# How's that "Jihad" Thing Working Out For You?



## Marauder06 (Jul 27, 2007)

_"There is no jihad. We are just instruments of death," he said. 

Today, he says, he has changed his mind about waging jihad, or holy war, and wants other young Muslims to know it. He wants them to see his disfigured face and fingerless hands, *to hear how he was tricked into driving the truck on a fatal mission*, to believe his contrition over having put his family through the agony of believing he was dead. 

_

http://www.msnbc.msn.com/id/19990697/

_At the time he was first approached to join the insurgency, al-Shayea was already becoming a devout Muslim in his ultraconservative town of Buraida. He grew a beard, prayed five times a day and stopped listening to Arabic love songs he used to enjoy. He was 19 and jobless. 
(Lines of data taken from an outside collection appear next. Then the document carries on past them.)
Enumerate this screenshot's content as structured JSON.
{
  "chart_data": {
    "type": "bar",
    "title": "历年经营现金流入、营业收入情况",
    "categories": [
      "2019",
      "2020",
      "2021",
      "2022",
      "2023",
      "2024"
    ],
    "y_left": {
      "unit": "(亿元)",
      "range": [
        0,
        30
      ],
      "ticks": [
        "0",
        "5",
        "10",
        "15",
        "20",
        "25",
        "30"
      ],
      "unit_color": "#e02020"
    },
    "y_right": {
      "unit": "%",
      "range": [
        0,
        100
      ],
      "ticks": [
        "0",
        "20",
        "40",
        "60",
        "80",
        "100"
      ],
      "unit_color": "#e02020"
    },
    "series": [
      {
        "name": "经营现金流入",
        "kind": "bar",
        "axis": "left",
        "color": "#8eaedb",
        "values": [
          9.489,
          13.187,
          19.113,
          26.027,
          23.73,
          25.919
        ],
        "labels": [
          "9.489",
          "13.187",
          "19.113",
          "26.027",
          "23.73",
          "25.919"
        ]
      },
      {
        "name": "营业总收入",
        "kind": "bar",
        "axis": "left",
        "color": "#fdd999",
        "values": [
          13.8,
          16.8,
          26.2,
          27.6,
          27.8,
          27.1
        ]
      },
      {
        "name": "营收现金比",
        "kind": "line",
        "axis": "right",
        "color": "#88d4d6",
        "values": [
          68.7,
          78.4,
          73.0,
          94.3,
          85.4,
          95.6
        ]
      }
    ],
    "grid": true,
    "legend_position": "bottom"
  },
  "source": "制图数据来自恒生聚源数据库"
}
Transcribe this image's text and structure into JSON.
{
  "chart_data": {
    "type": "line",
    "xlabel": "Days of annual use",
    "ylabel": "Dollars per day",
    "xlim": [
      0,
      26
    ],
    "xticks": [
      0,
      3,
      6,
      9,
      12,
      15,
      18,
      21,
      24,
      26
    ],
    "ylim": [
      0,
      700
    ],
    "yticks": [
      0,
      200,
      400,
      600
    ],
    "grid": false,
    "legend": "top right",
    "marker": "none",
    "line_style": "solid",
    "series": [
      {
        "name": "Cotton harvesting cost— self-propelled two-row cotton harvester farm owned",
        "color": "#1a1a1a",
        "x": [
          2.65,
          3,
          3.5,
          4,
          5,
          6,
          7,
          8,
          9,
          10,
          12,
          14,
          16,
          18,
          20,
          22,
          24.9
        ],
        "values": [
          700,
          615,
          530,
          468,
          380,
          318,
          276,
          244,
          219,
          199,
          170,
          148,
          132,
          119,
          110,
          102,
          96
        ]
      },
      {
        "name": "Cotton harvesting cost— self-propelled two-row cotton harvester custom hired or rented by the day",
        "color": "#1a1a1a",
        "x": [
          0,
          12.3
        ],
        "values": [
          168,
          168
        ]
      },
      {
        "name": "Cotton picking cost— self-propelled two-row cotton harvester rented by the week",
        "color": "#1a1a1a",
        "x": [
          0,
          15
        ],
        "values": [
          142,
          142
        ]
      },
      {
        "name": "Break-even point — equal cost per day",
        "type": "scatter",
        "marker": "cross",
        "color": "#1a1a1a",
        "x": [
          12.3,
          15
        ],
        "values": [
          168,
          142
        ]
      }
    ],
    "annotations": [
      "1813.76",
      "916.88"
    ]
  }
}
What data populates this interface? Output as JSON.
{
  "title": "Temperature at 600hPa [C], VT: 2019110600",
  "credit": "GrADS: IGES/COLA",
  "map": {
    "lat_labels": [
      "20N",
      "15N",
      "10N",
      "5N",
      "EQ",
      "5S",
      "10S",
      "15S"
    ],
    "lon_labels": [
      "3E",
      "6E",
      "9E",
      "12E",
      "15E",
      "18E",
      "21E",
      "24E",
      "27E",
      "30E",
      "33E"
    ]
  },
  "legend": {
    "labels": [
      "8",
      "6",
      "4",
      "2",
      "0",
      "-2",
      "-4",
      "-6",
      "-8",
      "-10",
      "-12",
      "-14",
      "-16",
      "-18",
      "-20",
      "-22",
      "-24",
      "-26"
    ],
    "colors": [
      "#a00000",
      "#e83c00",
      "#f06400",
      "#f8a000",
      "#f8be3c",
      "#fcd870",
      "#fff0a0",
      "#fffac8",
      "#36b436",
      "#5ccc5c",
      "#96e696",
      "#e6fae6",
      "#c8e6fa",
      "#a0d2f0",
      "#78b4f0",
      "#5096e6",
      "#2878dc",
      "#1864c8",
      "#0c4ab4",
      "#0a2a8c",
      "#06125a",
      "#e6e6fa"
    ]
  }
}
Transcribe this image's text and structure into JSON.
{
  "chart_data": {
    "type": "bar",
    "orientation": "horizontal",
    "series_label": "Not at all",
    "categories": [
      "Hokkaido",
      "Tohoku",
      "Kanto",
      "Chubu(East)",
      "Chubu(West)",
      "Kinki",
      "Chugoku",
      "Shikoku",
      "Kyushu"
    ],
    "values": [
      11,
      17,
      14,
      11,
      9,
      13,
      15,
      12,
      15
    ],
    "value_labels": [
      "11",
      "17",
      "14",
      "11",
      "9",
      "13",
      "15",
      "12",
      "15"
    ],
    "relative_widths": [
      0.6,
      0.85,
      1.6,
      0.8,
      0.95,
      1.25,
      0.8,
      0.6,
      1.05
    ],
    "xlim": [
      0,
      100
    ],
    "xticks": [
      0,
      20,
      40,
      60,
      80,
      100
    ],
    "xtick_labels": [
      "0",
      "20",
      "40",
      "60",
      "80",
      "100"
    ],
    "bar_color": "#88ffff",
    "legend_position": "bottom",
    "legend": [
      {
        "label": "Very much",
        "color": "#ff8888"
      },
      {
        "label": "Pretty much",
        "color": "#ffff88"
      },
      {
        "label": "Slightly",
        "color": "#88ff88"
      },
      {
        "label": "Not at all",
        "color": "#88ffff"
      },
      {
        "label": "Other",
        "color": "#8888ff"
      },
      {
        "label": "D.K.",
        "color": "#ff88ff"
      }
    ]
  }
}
"Then he asked us a question: 'Those who want to carry out martyrdom (suicide) attacks, raise your hands,"' said al-Shayea. "No one did." 

Two al-Qaida militants drove with al-Shayea, but then jumped out 1,000 yards (meters) from where he was supposed to park the truck and fled in a waiting car. 

"I felt something bad was about to happen," he said. 

The farther he drove, the more nervous he got until, 60 feet (20 meters) from the embassy, an explosion -- believed triggered from afar -- turned the back of the tanker into a fireball. _


I hear reports of this every once in a while, they can't get enough suicide bombers (thankfully) so they blow up some unwitting schmuck who thinks he's conducting some other type of operation.


----------